Risk on investors are not protected
Mr Koyen continued: “No exchange is immune from problems, particularly during market fevers that attract new users. But the best exchanges are good at quarantining system failures.
“On Bittrex, for example, it’s not uncommon to halt the trading of a certain coin or token. The issue might be Bittrex’s own capacity, or it might be a larger technical issue with the coin itself. These brown-outs affect only that coin’s traders, and they’re rarely more than an inconvenience.
“For newcomers, it’s safest to stick with the big players: Bittrex, Binance, Poloniex, Bitstamp, Gemini. Once they’re comfortable with the market dynamics, they can branch out to exchanges like Cryptopia and CoinExchange, which specialize in low- and micro-cap alt-coins.
Accounts are not 100% secured
So with teething problems being evident what are the chief shortcomings of the cryptocurrency exchanges today?
“As we just saw with the Coincheck hack in Japan,” said Mr Koyen.
“No one can 100% guarantee your account’s security. And because crypto assets are not guaranteed by any government agency — there’s no FDIC for bitcoin — most hacks result in irreversible loss.
This is why crypto veterans practice diversification; most traders have accounts on a dozen different exchanges.”
One common issue that for exchanges for bitcoin and other cryptocurrencies is to limit the amount of trading an investor can do over a given period, or to cap the size of an individual trade.
But Mr Koyen says that caps on cashing out “ensures liquidity and prevents the equivalent of bank runs” which invariably happens when sentiment is low as was evidenced last month.
For those looking to invest their cash in good quality exchanges there’s a number of considerations an investor should look at.
Hacking caused problems in Japan
Mr Koyen continued: “Reputable, reliable exchanges require two-factor authorization for its users.
“If an exchange is sloppy with user verification, it increases the likelihood of being hacked.
“I also think an exchange must look good and have an excellent user interface. “Aesthetics may not be as important as security, but when you’re spending several hours at a time clicking through charts and forms, the experience should be painless.”
When it comes to ensuring an exchange’s security against hacking and other problems there’s a few things to keep in mind.
He added: “For starters, reputable exchanges abide ‘know your customer’ (KYC) and anti money laundering (AML) laws.
“This means that, when creating an account, new users are required to provide identification.
“For 20 years, we’ve been conditioned to not volunteer any personal details on the internet.
“That’s still the case on most websites.
Everyone should play ball
“But if you plan to invest real money in crypto, with the goal of taking real profits, stick to exchanges that play ball with the government.
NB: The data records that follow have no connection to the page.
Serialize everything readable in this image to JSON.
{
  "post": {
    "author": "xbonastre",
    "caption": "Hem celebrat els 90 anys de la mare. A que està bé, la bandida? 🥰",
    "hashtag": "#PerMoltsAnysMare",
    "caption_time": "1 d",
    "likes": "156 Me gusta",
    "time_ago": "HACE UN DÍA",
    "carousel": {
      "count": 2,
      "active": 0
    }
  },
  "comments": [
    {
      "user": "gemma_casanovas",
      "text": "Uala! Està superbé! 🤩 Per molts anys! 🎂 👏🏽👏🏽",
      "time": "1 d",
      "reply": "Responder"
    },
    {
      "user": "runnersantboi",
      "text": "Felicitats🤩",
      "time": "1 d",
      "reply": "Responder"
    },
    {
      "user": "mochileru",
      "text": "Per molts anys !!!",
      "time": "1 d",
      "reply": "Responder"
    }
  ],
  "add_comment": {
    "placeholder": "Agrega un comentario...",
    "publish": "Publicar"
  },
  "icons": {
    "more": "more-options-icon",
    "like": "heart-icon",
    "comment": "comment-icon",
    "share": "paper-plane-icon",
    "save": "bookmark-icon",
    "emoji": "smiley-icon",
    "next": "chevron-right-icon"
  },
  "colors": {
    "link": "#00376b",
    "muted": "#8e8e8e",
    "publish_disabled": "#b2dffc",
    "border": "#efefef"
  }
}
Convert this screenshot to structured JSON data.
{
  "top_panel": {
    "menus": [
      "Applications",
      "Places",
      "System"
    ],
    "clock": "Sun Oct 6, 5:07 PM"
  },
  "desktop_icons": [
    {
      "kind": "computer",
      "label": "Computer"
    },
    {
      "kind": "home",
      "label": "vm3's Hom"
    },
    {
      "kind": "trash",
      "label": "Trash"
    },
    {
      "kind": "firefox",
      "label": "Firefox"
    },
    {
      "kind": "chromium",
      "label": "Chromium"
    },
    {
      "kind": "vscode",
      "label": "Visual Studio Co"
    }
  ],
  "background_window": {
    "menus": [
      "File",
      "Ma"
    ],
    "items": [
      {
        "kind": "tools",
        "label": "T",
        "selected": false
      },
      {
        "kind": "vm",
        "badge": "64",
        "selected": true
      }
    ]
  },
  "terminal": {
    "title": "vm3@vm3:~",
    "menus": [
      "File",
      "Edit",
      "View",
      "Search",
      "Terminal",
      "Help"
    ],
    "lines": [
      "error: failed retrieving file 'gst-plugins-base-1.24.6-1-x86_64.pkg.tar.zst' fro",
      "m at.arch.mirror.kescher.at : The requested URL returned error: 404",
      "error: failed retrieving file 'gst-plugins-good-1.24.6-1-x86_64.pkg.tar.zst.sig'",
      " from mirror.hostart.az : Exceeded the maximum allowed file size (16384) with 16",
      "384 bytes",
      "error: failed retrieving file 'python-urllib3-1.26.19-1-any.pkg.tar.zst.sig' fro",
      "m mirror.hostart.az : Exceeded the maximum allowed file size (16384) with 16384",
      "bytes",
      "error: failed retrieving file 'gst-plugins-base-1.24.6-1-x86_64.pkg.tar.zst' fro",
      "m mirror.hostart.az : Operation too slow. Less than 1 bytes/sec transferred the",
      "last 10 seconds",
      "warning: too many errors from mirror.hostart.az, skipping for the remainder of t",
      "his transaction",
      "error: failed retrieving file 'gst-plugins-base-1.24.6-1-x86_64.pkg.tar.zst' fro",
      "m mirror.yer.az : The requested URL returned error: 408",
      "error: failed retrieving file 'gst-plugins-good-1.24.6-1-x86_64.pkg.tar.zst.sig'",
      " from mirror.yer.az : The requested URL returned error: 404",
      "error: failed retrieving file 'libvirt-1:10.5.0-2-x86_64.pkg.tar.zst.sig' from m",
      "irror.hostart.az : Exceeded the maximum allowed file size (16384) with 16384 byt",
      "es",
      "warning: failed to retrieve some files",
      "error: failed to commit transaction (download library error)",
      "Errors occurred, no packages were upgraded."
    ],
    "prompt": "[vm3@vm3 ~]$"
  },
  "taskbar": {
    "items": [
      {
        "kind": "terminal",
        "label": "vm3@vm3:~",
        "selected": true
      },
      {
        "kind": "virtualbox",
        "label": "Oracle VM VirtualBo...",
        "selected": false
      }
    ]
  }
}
If they take shortcuts with KYC/AML, they’re probably taking shortcuts elsewhere, like security.”
So with so much uncertainty yet so much appetite out there from investors keen to become involved, should the future of the industry be underpinned by regulation?
“It depends on the exchange and its features,” Mr Koyen continued.
“If it offers direct-to-bank funding, then probably yes. I also have no problem with KYC and AML laws.
“But I’d hate to see crypto’s Wild West edges sanded down by regulation. The low-cap alt-coin markets, for example, should continue to be wild and wooly, not unlike penny stocks. Investors must come to crypto with eyes wide open and remember that there’s no FDIC for bitcoin.
If they can’t stomach the risk, they should stick to traditional products that provide more controlled exposure to crypto assets.”